The exposure, which was not previously detailed by the New York-based insurance giant, stems from speculative investments in mortgage and corporate debt assets, the Journal wrote Wednesday.
The speculative trades, engineered by the insurer’s financial products unit since the original bailout package was announced, may be the first sign that AIG has been gambling with its own capital, the Journal wrote.
AIG spokesman Nick Ashooh confirmed the company’s exposure, but said the trades in question were not speculative bets but “credit protection instruments.” He said the exposure has been fully disclosed and comprises about $10 billion of AIG’s $71.6 billion exposure to derivative contracts on collateralized debt obligations.
CDOs are securities backed by pools of mortgages or other assets.

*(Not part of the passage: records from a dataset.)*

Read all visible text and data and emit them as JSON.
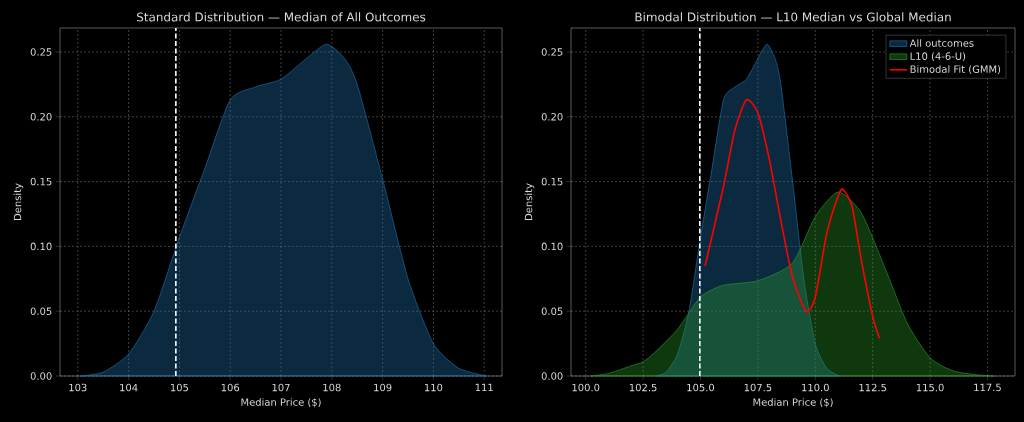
{
  "chart_data": [
    {
      "type": "area",
      "title": "Standard Distribution — Median of All Outcomes",
      "xlabel": "Median Price ($)",
      "ylabel": "Density",
      "xlim": [
        102.65,
        111.35
      ],
      "ylim": [
        0,
        0.2685
      ],
      "xticks": [
        103,
        104,
        105,
        106,
        107,
        108,
        109,
        110,
        111
      ],
      "yticks": [
        {
          "value": 0,
          "label": "0.00"
        },
        {
          "value": 0.05,
          "label": "0.05"
        },
        {
          "value": 0.1,
          "label": "0.10"
        },
        {
          "value": 0.15,
          "label": "0.15"
        },
        {
          "value": 0.2,
          "label": "0.20"
        },
        {
          "value": 0.25,
          "label": "0.25"
        }
      ],
      "grid": true,
      "ref_lines": [
        {
          "axis": "x",
          "value": 104.93,
          "color": "#ffffff",
          "line_style": "dashed"
        }
      ],
      "series": [
        {
          "color": "#1f77b4",
          "x": [
            103.05,
            103.5,
            104,
            104.5,
            105,
            105.5,
            106,
            106.5,
            107,
            107.5,
            107.9,
            108.25,
            108.5,
            109,
            109.5,
            110,
            110.5,
            111.05
          ],
          "values": [
            0,
            0.003,
            0.017,
            0.05,
            0.107,
            0.16,
            0.213,
            0.223,
            0.229,
            0.245,
            0.256,
            0.245,
            0.225,
            0.152,
            0.075,
            0.025,
            0.006,
            0
          ]
        }
      ]
    },
    {
      "type": "area",
      "title": "Bimodal Distribution — L10 Median vs Global Median",
      "xlabel": "Median Price ($)",
      "ylabel": "Density",
      "xlim": [
        99.36,
        118.7
      ],
      "ylim": [
        0,
        0.2685
      ],
      "xticks": [
        {
          "value": 100,
          "label": "100.0"
        },
        {
          "value": 102.5,
          "label": "102.5"
        },
        {
          "value": 105,
          "label": "105.0"
        },
        {
          "value": 107.5,
          "label": "107.5"
        },
        {
          "value": 110,
          "label": "110.0"
        },
        {
          "value": 112.5,
          "label": "112.5"
        },
        {
          "value": 115,
          "label": "115.0"
        },
        {
          "value": 117.5,
          "label": "117.5"
        }
      ],
      "yticks": [
        {
          "value": 0,
          "label": "0.00"
        },
        {
          "value": 0.05,
          "label": "0.05"
        },
        {
          "value": 0.1,
          "label": "0.10"
        },
        {
          "value": 0.15,
          "label": "0.15"
        },
        {
          "value": 0.2,
          "label": "0.20"
        },
        {
          "value": 0.25,
          "label": "0.25"
        }
      ],
      "grid": true,
      "legend": "top right",
      "ref_lines": [
        {
          "axis": "x",
          "value": 104.97,
          "color": "#ffffff",
          "line_style": "dashed"
        }
      ],
      "series": [
        {
          "name": "All outcomes",
          "color": "#1f77b4",
          "x": [
            103.05,
            103.5,
            104,
            104.5,
            105,
            105.5,
            106,
            106.5,
            107,
            107.5,
            107.9,
            108.25,
            108.5,
            109,
            109.5,
            110,
            110.5,
            111.05
          ],
          "values": [
            0,
            0.003,
            0.017,
            0.05,
            0.107,
            0.16,
            0.213,
            0.223,
            0.229,
            0.245,
            0.256,
            0.245,
            0.225,
            0.152,
            0.075,
            0.025,
            0.006,
            0
          ]
        },
        {
          "name": "L10 (4-6-U)",
          "color": "#2ca02c",
          "x": [
            100.2,
            101,
            102,
            102.5,
            103,
            104,
            105,
            106,
            107.5,
            109,
            110,
            111,
            112,
            113,
            114,
            115,
            116,
            117,
            117.8
          ],
          "values": [
            0,
            0.002,
            0.008,
            0.011,
            0.018,
            0.036,
            0.061,
            0.07,
            0.0735,
            0.087,
            0.123,
            0.142,
            0.126,
            0.085,
            0.041,
            0.014,
            0.004,
            0.001,
            0
          ]
        },
        {
          "name": "Bimodal Fit (GMM)",
          "type": "line",
          "color": "#ff0000",
          "x": [
            105.2,
            106,
            106.5,
            107,
            107.5,
            108,
            108.5,
            109,
            109.6,
            110,
            110.5,
            111,
            111.2,
            111.6,
            112,
            112.5,
            112.8
          ],
          "values": [
            0.085,
            0.146,
            0.19,
            0.213,
            0.203,
            0.167,
            0.12,
            0.077,
            0.0498,
            0.061,
            0.11,
            0.139,
            0.144,
            0.131,
            0.09,
            0.046,
            0.029
          ]
        }
      ]
    }
  ]
}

They have plummeted in value since the credit crisis erupted a year ago.
“These are not debts that we owe, but yes, they are an exposure for us,” Ashooh said.
Last month, the government said it would provide a $150 billion rescue package to AIG to help it remain in business amid the worsening credit crisis. That rescue package came just two months after AIG was extended an initial $85 billion loan from the Federal Reserve. The original loan was replaced by the $150 billion package as it became apparent the insurer needed more funds.

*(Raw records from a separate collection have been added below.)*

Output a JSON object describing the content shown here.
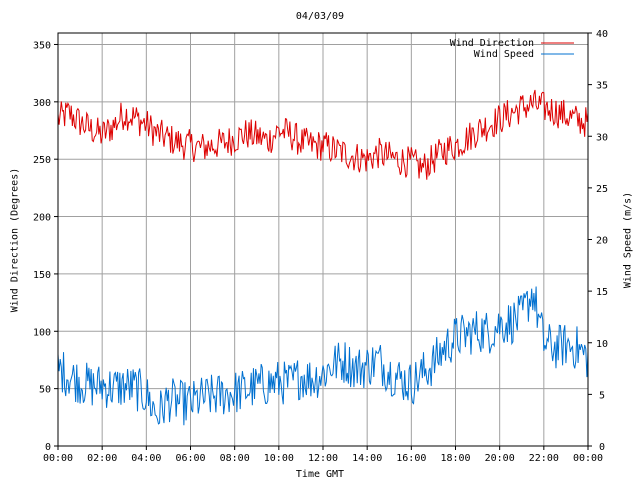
{
  "chart_data": {
    "type": "line",
    "title": "04/03/09",
    "xlabel": "Time GMT",
    "ylabel_left": "Wind Direction (Degrees)",
    "ylabel_right": "Wind Speed (m/s)",
    "x_tick_labels": [
      "00:00",
      "02:00",
      "04:00",
      "06:00",
      "08:00",
      "10:00",
      "12:00",
      "14:00",
      "16:00",
      "18:00",
      "20:00",
      "22:00",
      "00:00"
    ],
    "x_range_hours": [
      0,
      24
    ],
    "y_left_ticks": [
      0,
      50,
      100,
      150,
      200,
      250,
      300,
      350
    ],
    "y_left_range": [
      0,
      360
    ],
    "y_right_ticks": [
      0,
      5,
      10,
      15,
      20,
      25,
      30,
      35,
      40
    ],
    "y_right_range": [
      0,
      40
    ],
    "grid": true,
    "legend_position": "top-right",
    "series": [
      {
        "name": "Wind Direction",
        "axis": "left",
        "color": "#dd0000",
        "x_hours": [
          0,
          0.5,
          1,
          1.5,
          2,
          2.5,
          3,
          3.5,
          4,
          4.5,
          5,
          5.5,
          6,
          6.5,
          7,
          7.5,
          8,
          8.5,
          9,
          9.5,
          10,
          10.5,
          11,
          11.5,
          12,
          12.5,
          13,
          13.5,
          14,
          14.5,
          15,
          15.5,
          16,
          16.5,
          17,
          17.5,
          18,
          18.5,
          19,
          19.5,
          20,
          20.5,
          21,
          21.5,
          22,
          22.5,
          23,
          23.5,
          24
        ],
        "values": [
          285,
          290,
          282,
          276,
          271,
          279,
          290,
          286,
          280,
          272,
          268,
          264,
          262,
          260,
          262,
          264,
          268,
          272,
          270,
          266,
          275,
          272,
          265,
          262,
          262,
          258,
          255,
          252,
          250,
          255,
          252,
          249,
          247,
          242,
          250,
          258,
          262,
          268,
          275,
          280,
          285,
          290,
          295,
          298,
          295,
          292,
          288,
          284,
          282
        ]
      },
      {
        "name": "Wind Speed",
        "axis": "right",
        "color": "#0070d0",
        "x_hours": [
          0,
          0.5,
          1,
          1.5,
          2,
          2.5,
          3,
          3.5,
          4,
          4.5,
          5,
          5.5,
          6,
          6.5,
          7,
          7.5,
          8,
          8.5,
          9,
          9.5,
          10,
          10.5,
          11,
          11.5,
          12,
          12.5,
          13,
          13.5,
          14,
          14.5,
          15,
          15.5,
          16,
          16.5,
          17,
          17.5,
          18,
          18.5,
          19,
          19.5,
          20,
          20.5,
          21,
          21.5,
          22,
          22.5,
          23,
          23.5,
          24
        ],
        "values": [
          7.5,
          6.8,
          6.2,
          5.8,
          5.9,
          5.6,
          5.8,
          5.6,
          4.9,
          3.0,
          4.5,
          4.2,
          4.1,
          4.6,
          4.8,
          5.0,
          5.2,
          5.4,
          5.8,
          6.0,
          6.2,
          6.0,
          6.8,
          6.5,
          7.0,
          8.0,
          8.2,
          7.5,
          7.8,
          8.3,
          7.2,
          6.5,
          6.0,
          7.0,
          8.0,
          9.5,
          10.5,
          10.8,
          11.2,
          11.0,
          11.8,
          12.0,
          12.5,
          15.0,
          10.0,
          9.5,
          9.8,
          9.5,
          8.5
        ]
      }
    ]
  }
}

Like other insurers, AIG has been slammed by deterioration in the credit markets amid concerns that complex, structured investments it insures will increasingly default.

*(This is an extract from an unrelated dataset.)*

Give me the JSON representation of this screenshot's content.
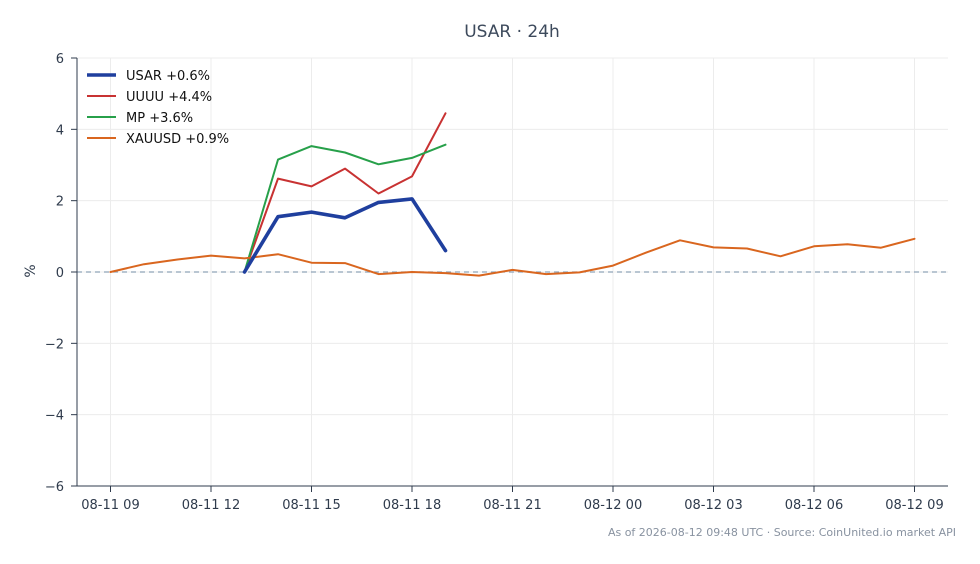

Problems at AIG did not come from its traditional insurance subsidiaries, but instead from its financial services operations, and primarily its insurance of mortgage-backed securities and other risky debt against default.
The $10 billion in additional exposure is not eligible to be covered by the government bailout funds. It stems from bets on the performance of investments linked to subprime mortgages, commercial real-estate bonds and corporate bonds. The government’s $150 billion rescue package doesn’t cover losses on those investments, which raises questions about how AIG will cover its exposure.
In October, AIG said it would sell off a number of business units to pay off its initial $85 billion loan from the government. The company has not disclosed the assets it would sell or the expected transaction values. As of Dec. 5, AIG had already sold interests in three businesses.
Shares of AIG fell 10 cents to $1.83 in premarket trading.